How To Tread Lightly When Off-Roading

How To Tread Lightly When Off-Roading

Take It Off-Road…but Please Tread Lightly



Color Outside the Lines…that was once a line in one of Jeep’s TV ads, and those of us with a passion for off-roading can definitely relate. Take it outside the lines, off the road – to places most can’t go. It is a thrill, can be a challenge, but it also gets you to parts of nature that aren’t on the map. We are blessed in the four-corners area to have some of the best trails around for off-roading. Whether you’re a beginner with a stock vehicle, or an advanced avid off-roader who spends more upgrading your truck than you do on your mortgage – there are amazing places in these four-corners to go. However, to enjoy this amazing land around us, there are some basic rules to follow to help save this land and keep these trails open for years to come. Following are some basic rules to help protect environment and each other. Grab your truck, some friends, gas up and get out there!
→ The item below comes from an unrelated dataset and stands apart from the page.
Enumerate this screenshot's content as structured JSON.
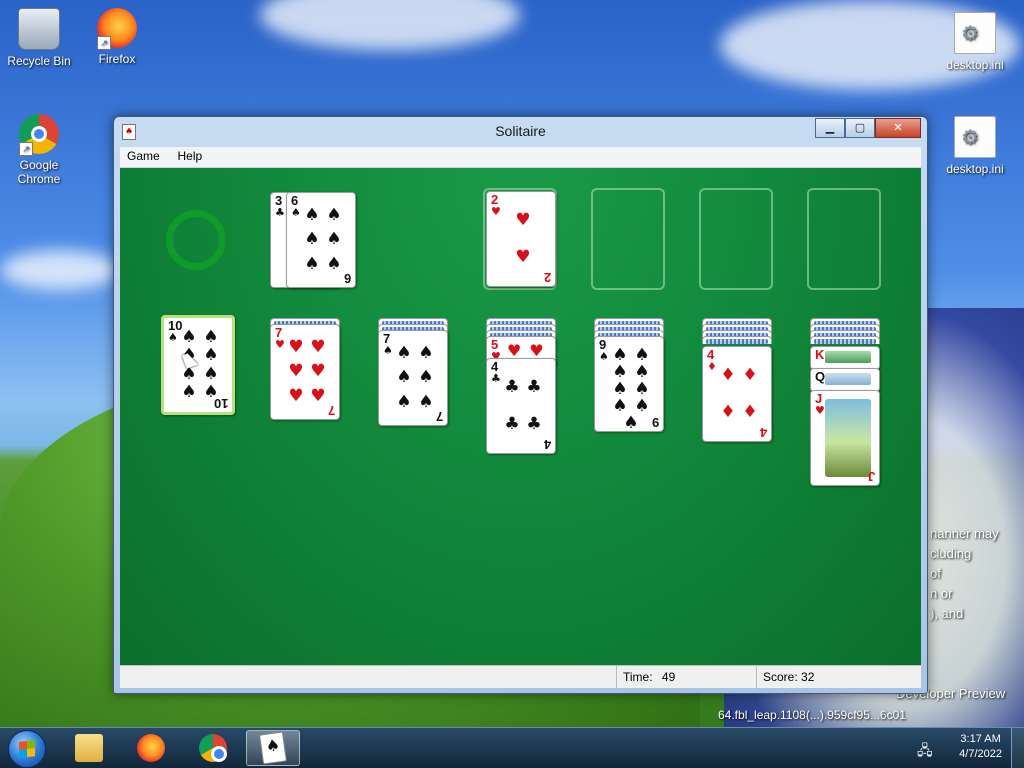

  • Travel only in areas designated for four-wheel drive vehicles.  This includes driving over obstacles on the trail, instead of around, as this will avoid widening the trail.
  • Straddle gullies and ruts.
  • Cross streams and rivers only at designated points – where the road crosses.
  • When possible avoid mud. If you do go through mud or soft terrain, keep a slow and steady pace to avoid spinning wheels which can cause rutting and damage the trail, and will often get you stuck.
  • Don’t turn around on narrow roads, steep terrain or unstable ground – reverse until you find a safe place to turn around.
  • If you cannot see ahead of you on the trail, stop and scout it by foot to avoid any major unseen obstacles – yes, I have seen people go up a hill and end up in a lake on the other side…it happens.
  • To increase traction – decrease air pressure in your tires to the point you see a slight bulge (usually no lower than 20 p.s.i.)
  • Know your vehicle’s clearance – the height from the ground of the lowest point on your vehicle.
  • Maintain a reasonable distance between vehicles.
  • Always travel with another vehicle – this way if one gets stuck you still have a way out. Also, having three or more people on the trail allows most of us to tip our trucks back up and keep going.
  • If you get stuck – always attach tow strap or winch to lowest part of the frame of the vehicle, never to a bumper. Always allow the winch to do the work to avoid injury.
  • When using a tree as an anchor, always use a wide tow-strap to avoid damaging the tree.
  • Don’t drink and drive – drive, have a great time, then have a few beers around the campfire later, when the driving is done.
  • Avoid sensitive areas – habitats, areas with livestock or large wildlife, archeological and historic areas. If you do encounter livestock or wildlife, try to avoid spooking them the best you can.



  • Always leave gates as you found them – open or closed.
  • If traveling on private property, always retain permission from land owner (most are gracious if you respect them enough to ask.)
  • Yield to those traveling in ATVs, on horseback, or on mountain bikes.
  • Proceed with caution around pack animals as sudden, unfamiliar activity or noises can spook the animals.
  • Do not idle around camping or picnic areas, and keep speed low when in these areas.
  • Take only photos – leave only footprints. Carry out everything you carried in – including trash.
  • Observe sanitary waste disposal.




  • Have an idea of where you’re going. Yes, some of the most fun is getting lost and finding trails that aren’t on any map, but you do want to have an idea of where you can and cannot go in certain areas.
  • Know the weather before you leave so you are not caught unexpected. If there has been a lot of precipitation in recent days, please use caution. If you go out and the terrain is too soft, you can get stuck and then it can take many vehicles to get you out, which damages the trail and the environment around it.
  • If you are inclined, there are off-road driving courses around these states.
  • Know your vehicle – be prepared with tools, supplies and a spill kit for any repairs on the trail.
  • Join a trail group – there are groups in every state and we all share a love for off-roading, so please don’t be intimidated if you’re a beginner – we all started somewhere and love to teach those just discovering their passion.

A lot of this is common sense, but a great reminder, nonetheless.  If we all practice Treading Lightly – these trails will be there for years to come for many later generations to enjoy. Get out and discover new territory; challenge yourself and your vehicle; meet others who share your passion (and empty pockets). There is so much to see out there off the beaten path. See you out there.